The first protest was one of the blackest: While his teammates linked arms before their game against the San Diego Chargers, Kansas City Chiefs cornerback Marcus Peters raised a black power fist while wearing a black glove, evoking Tommie Smith and John Carlos’ Black Power salute during the 1968 Olympic Games. Before kickoff, Peters spoke about his support of Kaepernick. “I’m 100 percent behind him,” he said. “I feel that what was going on in law enforcement, it does need to change. It does need to change for all, equal opportunities for everybody, not just us as black Americans.”

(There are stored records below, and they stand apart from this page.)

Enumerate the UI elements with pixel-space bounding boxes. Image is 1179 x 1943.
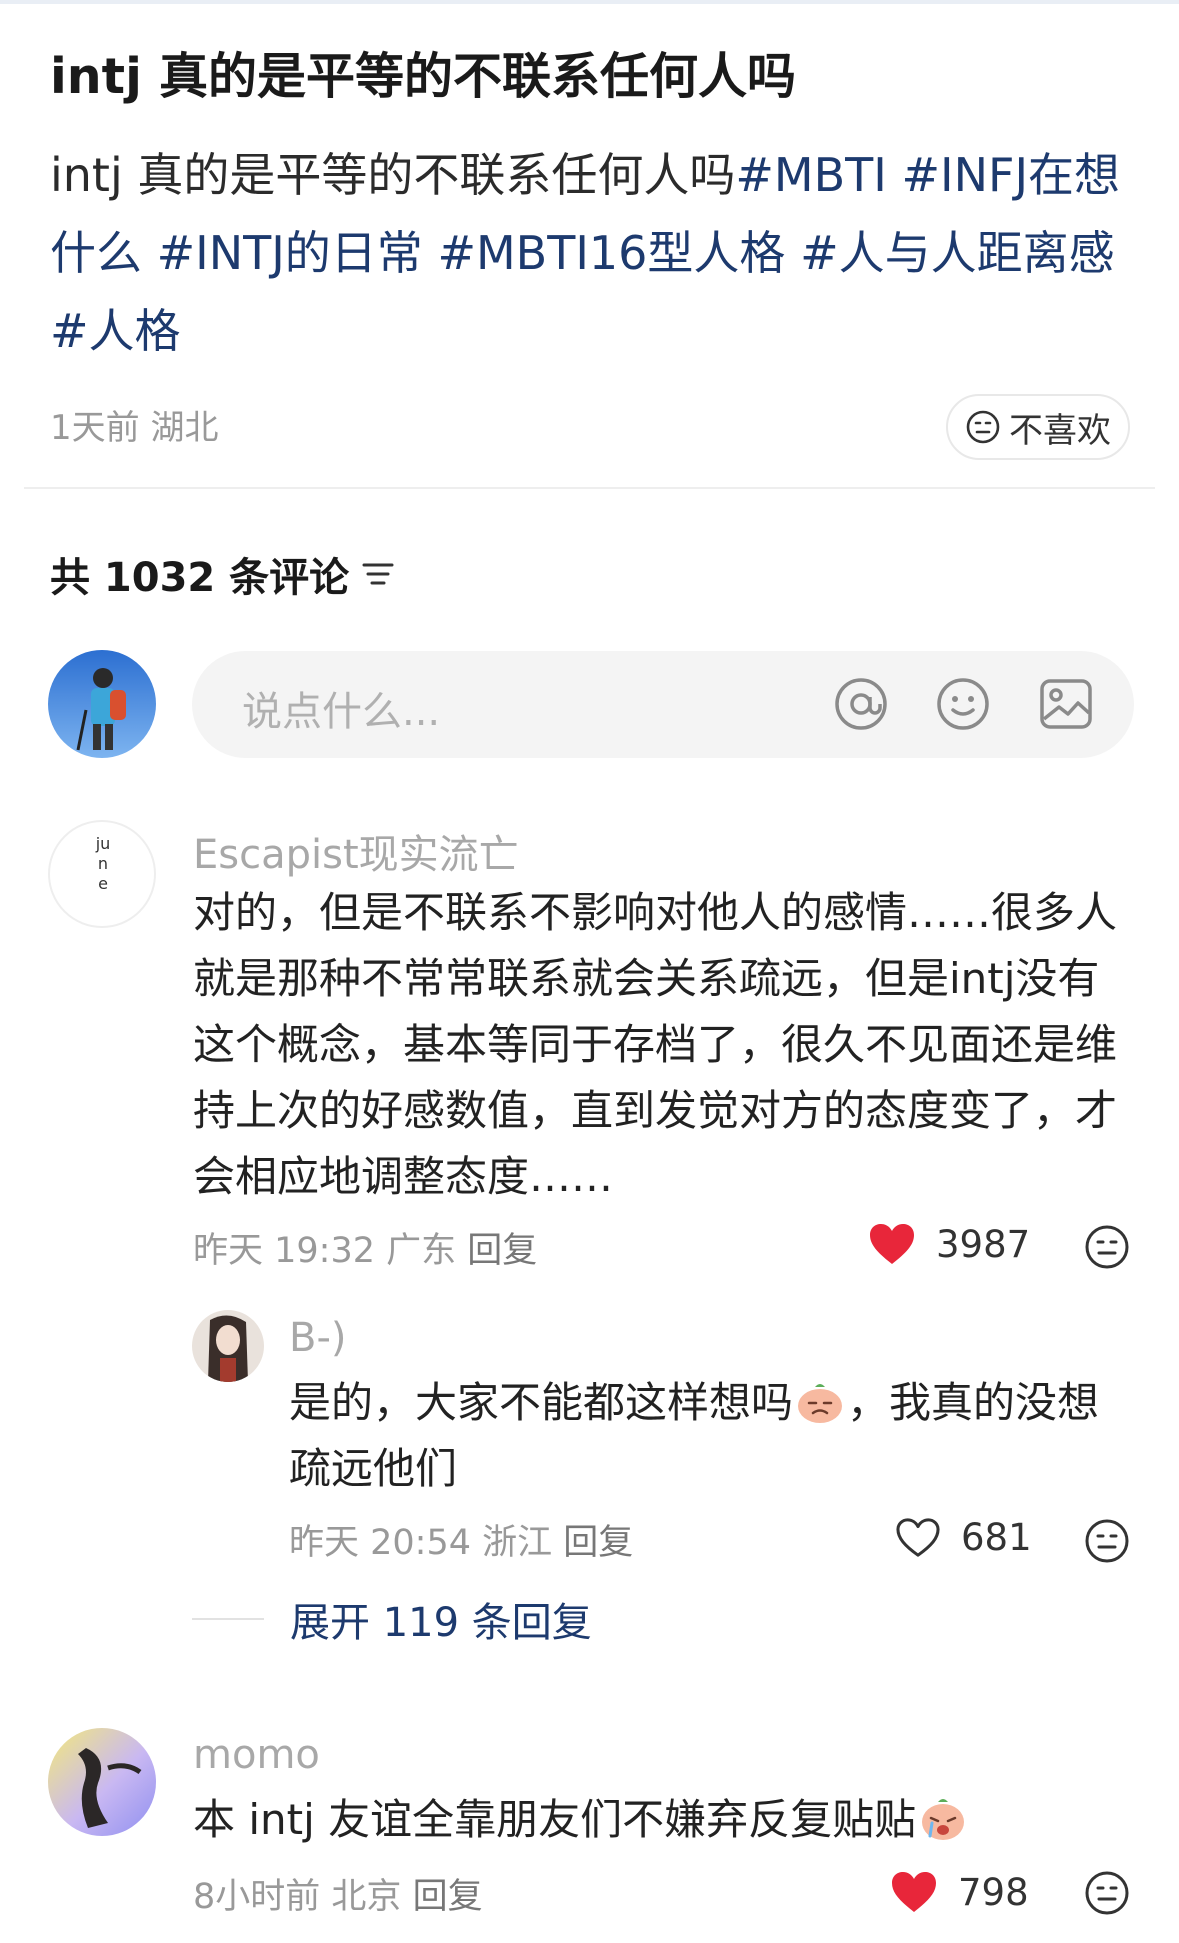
smile-icon[interactable]: [934, 675, 992, 733]
comment-input-placeholder: 说点什么...: [242, 689, 441, 735]
post-title: intj 真的是平等的不联系任何人吗: [50, 48, 796, 105]
comment-count-sort[interactable]: 共 1032 条评论: [50, 545, 395, 603]
reply-button[interactable]: 回复: [467, 1231, 537, 1271]
expand-line: [192, 1618, 264, 1620]
heart-icon: [870, 1224, 914, 1264]
post-location: 湖北: [150, 408, 219, 448]
like-button[interactable]: 798: [890, 1870, 1029, 1914]
heart-icon: [892, 1872, 936, 1912]
reply-avatar[interactable]: [192, 1310, 264, 1382]
comment-text: 对的，但是不联系不影响对他人的感情……很多人就是那种不常常联系就会关系疏远，但是…: [193, 888, 1118, 1201]
post-meta: 1天前 湖北: [50, 400, 218, 449]
sort-icon: [362, 563, 394, 585]
comment-meta: 8小时前 北京 回复: [193, 1868, 483, 1919]
comment-time: 8小时前: [193, 1877, 321, 1917]
neutral-face-icon[interactable]: [1084, 1518, 1130, 1564]
like-button[interactable]: 681: [895, 1516, 1032, 1559]
reply-author[interactable]: B-): [289, 1315, 346, 1361]
image-icon[interactable]: [1037, 675, 1095, 733]
post-body: intj 真的是平等的不联系任何人吗#MBTI #INFJ在想什么 #INTJ的…: [50, 136, 1140, 370]
peach-sob-emoji-icon: [798, 1384, 843, 1423]
avatar-text: june: [95, 834, 111, 893]
comment-input[interactable]: 说点什么...: [192, 651, 1134, 758]
comment-text-before: 本 intj 友谊全靠朋友们不嫌弃反复贴贴: [193, 1795, 917, 1844]
expand-replies-button[interactable]: 展开 119 条回复: [192, 1590, 592, 1648]
reply-meta: 昨天 20:54 浙江 回复: [289, 1514, 633, 1565]
comment-meta: 昨天 19:32 广东 回复: [193, 1222, 537, 1273]
post-body-text: intj 真的是平等的不联系任何人吗: [50, 148, 736, 202]
comment-count-label: 共 1032 条评论: [50, 555, 350, 601]
my-avatar[interactable]: [48, 650, 156, 758]
neutral-face-icon: [966, 410, 1000, 444]
reply-button[interactable]: 回复: [413, 1877, 483, 1917]
reply-text: 是的，大家不能都这样想吗 ，我真的没想疏远他们: [289, 1370, 1129, 1502]
commenter-avatar[interactable]: [48, 1728, 156, 1836]
heart-outline-icon: [896, 1517, 940, 1557]
divider: [24, 487, 1155, 489]
post-time: 1天前: [50, 408, 140, 448]
like-button[interactable]: 3987: [868, 1222, 1030, 1266]
dislike-button[interactable]: 不喜欢: [946, 394, 1130, 460]
hashtag[interactable]: #INTJ的日常: [157, 226, 423, 280]
commenter-avatar[interactable]: june: [48, 820, 156, 928]
hashtag[interactable]: #人与人距离感: [800, 226, 1115, 280]
comment-location: 广东: [386, 1231, 457, 1271]
comment-text: 本 intj 友谊全靠朋友们不嫌弃反复贴贴: [193, 1787, 1128, 1853]
reply-location: 浙江: [482, 1523, 553, 1563]
like-count: 798: [958, 1870, 1029, 1914]
like-count: 681: [961, 1516, 1032, 1559]
comment-author[interactable]: momo: [193, 1732, 320, 1778]
hashtag[interactable]: #人格: [50, 304, 181, 358]
hashtag[interactable]: #MBTI: [735, 148, 886, 202]
reply-text-before: 是的，大家不能都这样想吗: [289, 1378, 794, 1427]
like-count: 3987: [936, 1222, 1031, 1266]
top-border: [0, 0, 1179, 4]
reply-button[interactable]: 回复: [563, 1523, 633, 1563]
dislike-label: 不喜欢: [1009, 410, 1111, 451]
expand-replies-label: 展开 119 条回复: [290, 1600, 592, 1646]
reply-time: 昨天 20:54: [289, 1523, 471, 1563]
comment-author[interactable]: Escapist现实流亡: [193, 822, 519, 880]
comment-location: 北京: [331, 1877, 402, 1917]
comment-time: 昨天 19:32: [193, 1231, 375, 1271]
at-icon[interactable]: [832, 675, 890, 733]
peach-cry-emoji-icon: [922, 1799, 965, 1840]
neutral-face-icon[interactable]: [1084, 1870, 1130, 1916]
hashtag[interactable]: #MBTI16型人格: [437, 226, 785, 280]
neutral-face-icon[interactable]: [1084, 1224, 1130, 1270]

Marcus Peters of the Chiefs, raising his fist during anthem. Dissent – especially in this NFL climate, – is brave. pic.twitter.com/VaGNS5pD45
— Dave Zirin (@EdgeofSports) September 11, 2016
Later, the gesture popped up again: The New England Patriots’ Martellus Bennett and Devin McCourty followed suit before their night game against the Arizona Cardinals.
Here are Martellus Bennett and Devin McCourty raising their fists for the National Anthem. Patriots, both. pic.twitter.com/rDilAEaCUj
— Robert Klemko (@RobertKlemko) September 12, 2016
The Miami Dolphins didn’t throw up the fist, but Arian Foster, Jelani Jenkins, Kenny Stills, and Michael Thomas followed Kaepernick’s lead by kneeling during the National Anthem before their game against the Seattle Seahawks. Foster, one of the league’s more outspoken running backs, defended doing the symbolic gesture during 9/11.
“It’s not about a knee, it’s not about the [symbolism], it’s about the message,” Foster said. “They say it’s not the time to do this, but when is the time?”